Adding a fourth argument to the MapRoute method informs the handler that it should look in the specified namespace first. If it can’t find an appropriate controller in that namespace, fall back to the default behavior. After adding that, I was able to successfully visit “/Home” and “/About/Home” and hit the correct controllers.

Here I’ve created an additional controller in the About area named ContactMeController. I was able to successfully visit “/About/ContactMe” and have it display the correct page. When I visit “/ContactMe”, I expected to receive a HTTP 404 back. However, I received a different error.

The view 'Index' or its master was not found or no view engine supports the searched locations. The following locations were searched:

~/Views/ContactMe/Index.aspx
~/Views/ContactMe/Index.ascx
~/Views/Shared/Index.aspx
~/Views/Shared/Index.ascx
~/Views/ContactMe/Index.cshtml
~/Views/ContactMe/Index.vbhtml
~/Views/Shared/Index.cshtml
~/Views/Shared/Index.vbhtml

This indicates that the handler found a controller, but the ViewResult could not find a view. This is the same scenario we encountered above with the two HomeControllers since the handler by default does not respect area namespaces. The namespace I added earlier was a namespace that has priority, but does not constrain it to that namespace. At this point, I want the controllers in the root controllers folder to be restricted to their namespace.

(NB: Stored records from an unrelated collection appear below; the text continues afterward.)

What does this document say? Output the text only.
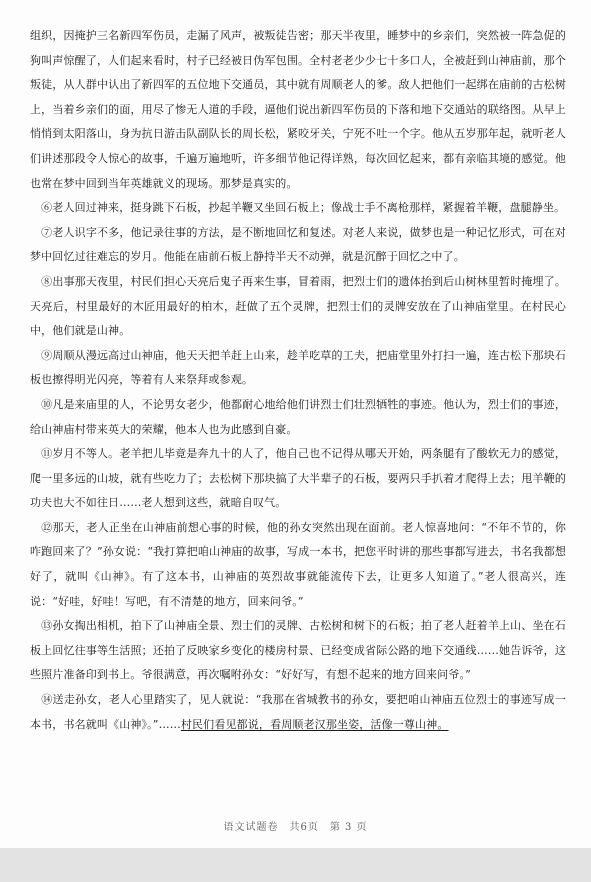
组织，因掩护三名新四军伤员，走漏了风声，被叛徒告密；那天半夜里，睡梦中的乡亲们，突然被一阵急促的狗叫声惊醒了，人们起来看时，村子已经被日伪军包围。全村老老少少七十多口人，全被赶到山神庙前，那个叛徒，从人群中认出了新四军的五位地下交通员，其中就有周顺老人的爹。敌人把他们一起绑在庙前的古松树上，当着乡亲们的面，用尽了惨无人道的手段，逼他们说出新四军伤员的下落和地下交通站的联络图。从早上悄悄到太阳落山，身为抗日游击队副队长的周长松，紧咬牙关，宁死不吐一个字。他从五岁那年起，就听老人们讲述那段令人惊心的故事，千遍万遍地听，许多细节他记得详熟，每次回忆起来，都有亲临其境的感觉。他也常在梦中回到当年英雄就义的现场。那梦是真实的。

　⑥老人回过神来，挺身跳下石板，抄起羊鞭又坐回石板上；像战士手不离枪那样，紧握着羊鞭，盘腿静坐。

　⑦老人识字不多，他记录往事的方法，是不断地回忆和复述。对老人来说，做梦也是一种记忆形式，可在对梦中回忆过往难忘的岁月。他能在庙前石板上静持半天不动弹，就是沉醉于回忆之中了。

　⑧出事那天夜里，村民们担心天亮后鬼子再来生事，冒着雨，把烈士们的遗体抬到后山树林里暂时掩埋了。天亮后，村里最好的木匠用最好的柏木，赶做了五个灵牌，把烈士们的灵牌安放在了山神庙堂里。在村民心中，他们就是山神。

　⑨周顺从漫远高过山神庙，他天天把羊赶上山来，趁羊吃草的工夫，把庙堂里外打扫一遍，连古松下那块石板也擦得明光闪亮，等着有人来祭拜或参观。

　⑩凡是来庙里的人，不论男女老少，他都耐心地给他们讲烈士们壮烈牺牲的事迹。他认为，烈士们的事迹，给山神庙村带来英大的荣耀，他本人也为此感到自豪。

　⑪岁月不等人。老羊把儿毕竟是奔九十的人了，他自己也不记得从哪天开始，两条腿有了酸软无力的感觉，爬一里多远的山坡，就有些吃力了；去松树下那块搞了大半辈子的石板，要两只手扒着才爬得上去；甩羊鞭的功夫也大不如往日……老人想到这些，就暗自叹气。

　⑫那天，老人正坐在山神庙前想心事的时候，他的孙女突然出现在面前。老人惊喜地问：“不年不节的，你咋跑回来了？”孙女说：“我打算把咱山神庙的故事，写成一本书，把您平时讲的那些事都写进去，书名我都想好了，就叫《山神》。有了这本书，山神庙的英烈故事就能流传下去，让更多人知道了。”老人很高兴，连说：“好哇，好哇！写吧，有不清楚的地方，回来问爷。”

　⑬孙女掏出相机，拍下了山神庙全景、烈士们的灵牌、古松树和树下的石板；拍了老人赶着羊上山、坐在石板上回忆往事等生活照；还拍了反映家乡变化的楼房村景、已经变成省际公路的地下交通线……她告诉爷，这些照片准备印到书上。爷很满意，再次嘱咐孙女：“好好写，有想不起来的地方回来问爷。”

　⑭送走孙女，老人心里踏实了，见人就说：“我那在省城教书的孙女，要把咱山神庙五位烈士的事迹写成一本书，书名就叫《山神》。”……村民们看见都说，看周顺老汉那坐姿，活像一尊山神。

语文试题卷　共6页　第 3 页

Route route = routes.MapRoute(
    "Default",
    "{controller}/{action}/{id}",
    new { controller = "Home", action = "Index", id = UrlParameter.Optional },
    new string[] { "MvcDemo.Controllers.*" }  
);

route.DataTokens["UseNamespaceFallback"] = false;

I’ve updated the namespace to include everything in that namespace and below. I’ve added an extra DataToken “UseNamespaceFallback” and set it to false. This extra DataToken indicates that the handler should not fall back to other namespaces in the project if it cannot find a controller in the specified namespace. Now I can visit “/ContactMe” and receive back the expected HTTP 404. At the same time, I can visit “/About/ContactMe” and have it return the correct page.